Complacency over safe sex is being blamed for a dramatic rise in cases of sexually transmitted diseases.
According to government figures diagnoses have hit a 10 year high with rates of chlamydia and gonorrhoea in particular rising dramatically since 1995.
The number of people visiting Genitourinary medicine clinics (GUM clinics) in the UK has doubled in ten years.
Experts warn complacency about safe sex messages had led to the soaring infection rates, particularly among young women and gay men.
| Sexually transmitted diseases |
| Genital chlamydia - 32,371 cases in 1995, 56,855 in 1999 Gonorrhoea - 10,598 cases in 1995, 16,470 in 1999 Syphilis - 141 cases in 1995, 217 in 1999 Genital warts - 60,334 cases in 1995, 72,233 in 1999 |
There has been a call for doctors to try and persuade teenagers to abstain from sex altogether.
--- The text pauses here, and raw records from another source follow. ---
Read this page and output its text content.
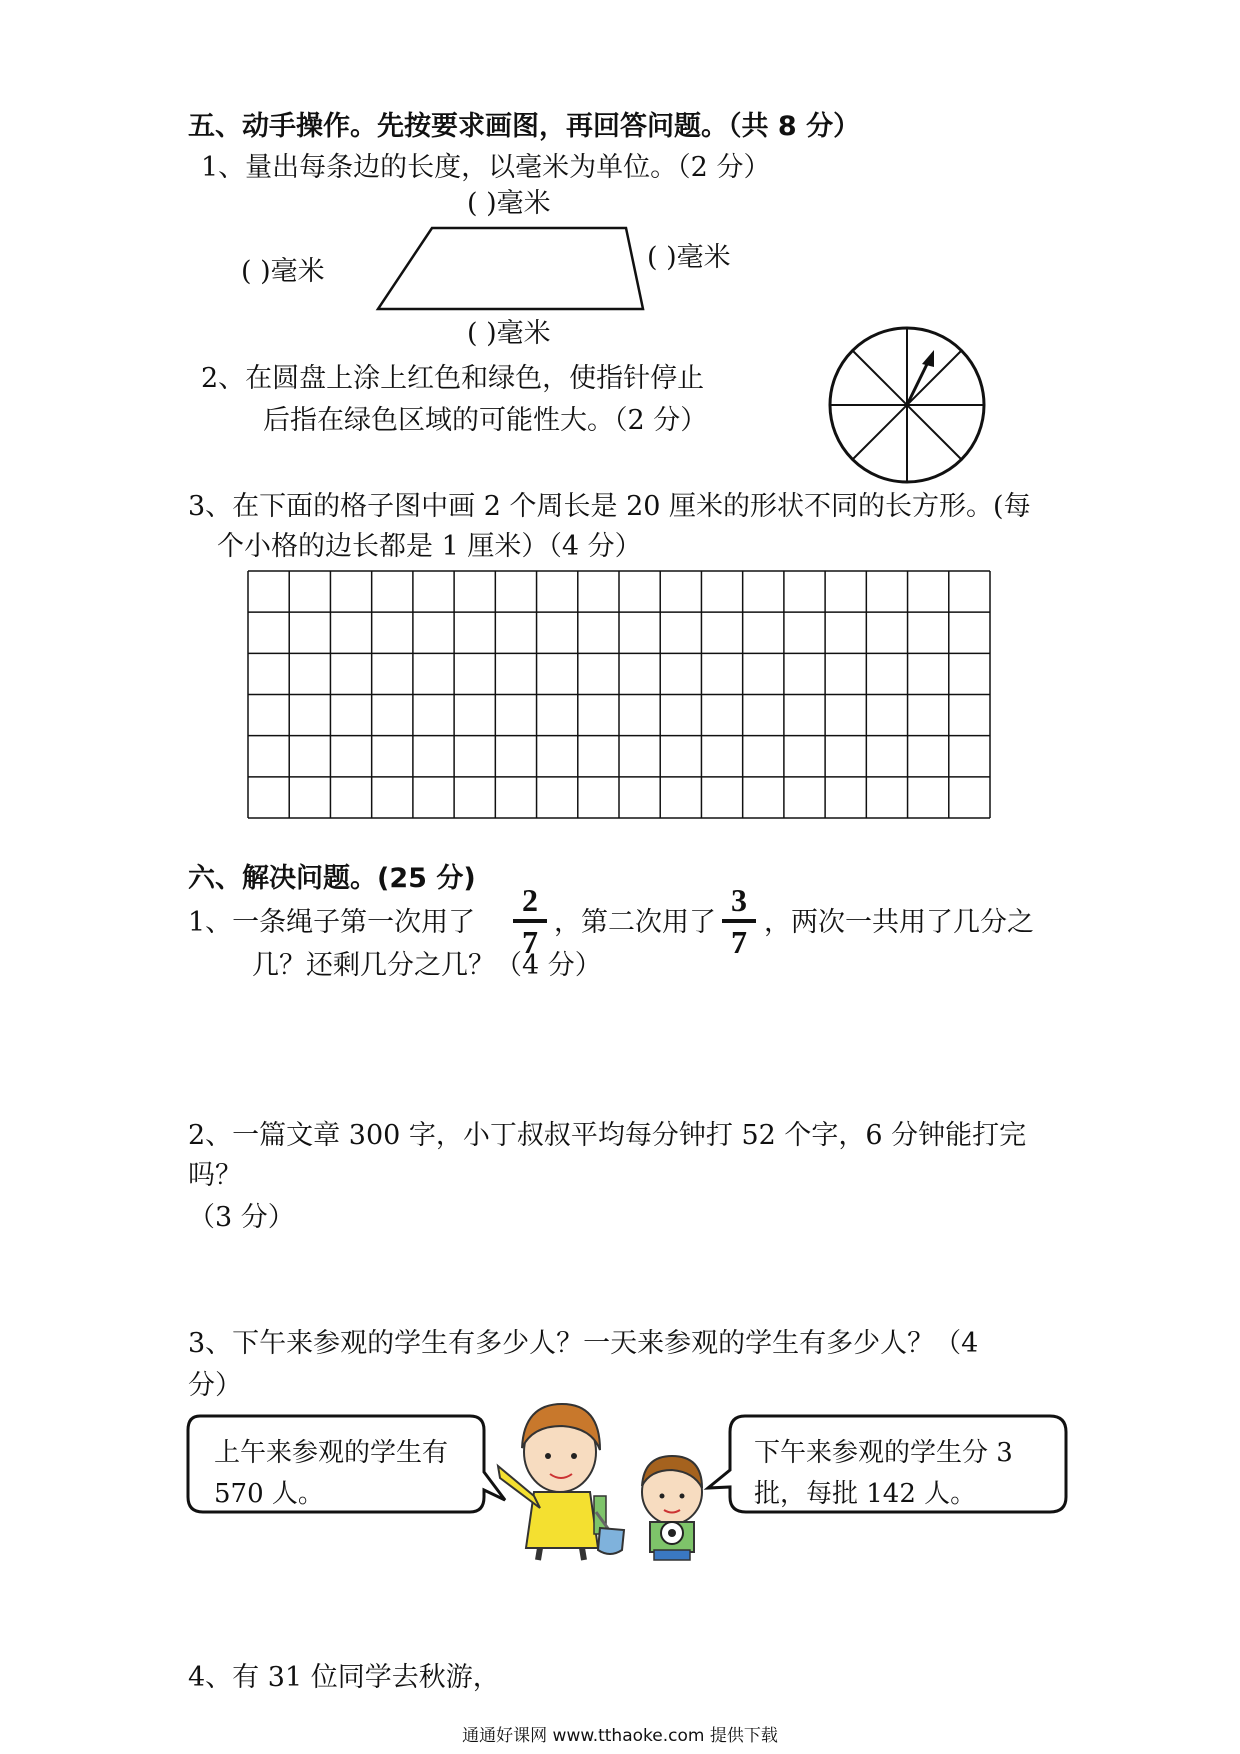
五、动手操作。先按要求画图，再回答问题。（共 8 分）
1、量出每条边的长度，以毫米为单位。（2 分）
( )毫米
( )毫米	( )毫米
( )毫米
2、在圆盘上涂上红色和绿色，使指针停止
后指在绿色区域的可能性大。（2 分）
3、在下面的格子图中画 2 个周长是 20 厘米的形状不同的长方形。(每
个小格的边长都是 1 厘米）（4 分）
六、解决问题。(25 分)
1、一条绳子第一次用了
2
7
，第二次用了
3
7
，两次一共用了几分之
几？还剩几分之几？（4 分）
2、一篇文章 300 字，小丁叔叔平均每分钟打 52 个字，6 分钟能打完
吗？
（3 分）
3、下午来参观的学生有多少人？一天来参观的学生有多少人？（4
分）
上午来参观的学生有
570 人。
下午来参观的学生分 3
批，每批 142 人。
4、有 31 位同学去秋游，
通通好课网 www.tthaoke.com 提供下载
The statistics from the Public Health Laboratory Service (PHLS) show that since 1995 diagnoses of genital chlamydia have risen 77%, gonorrhoea by 57%, syphilis by 56% and genital warts by 22%.
Dr Kevin Fenton, of the PHLS Communicable Disease Surveillance Centre, said: "A worrying trend is emerging from these figures.
"The main groups of concern are young women, who experience the highest rates of infection with gonorrhoea and chlamydia, and gay and bisexual men, in whom syphilis infections doubled between 1998 and 1999."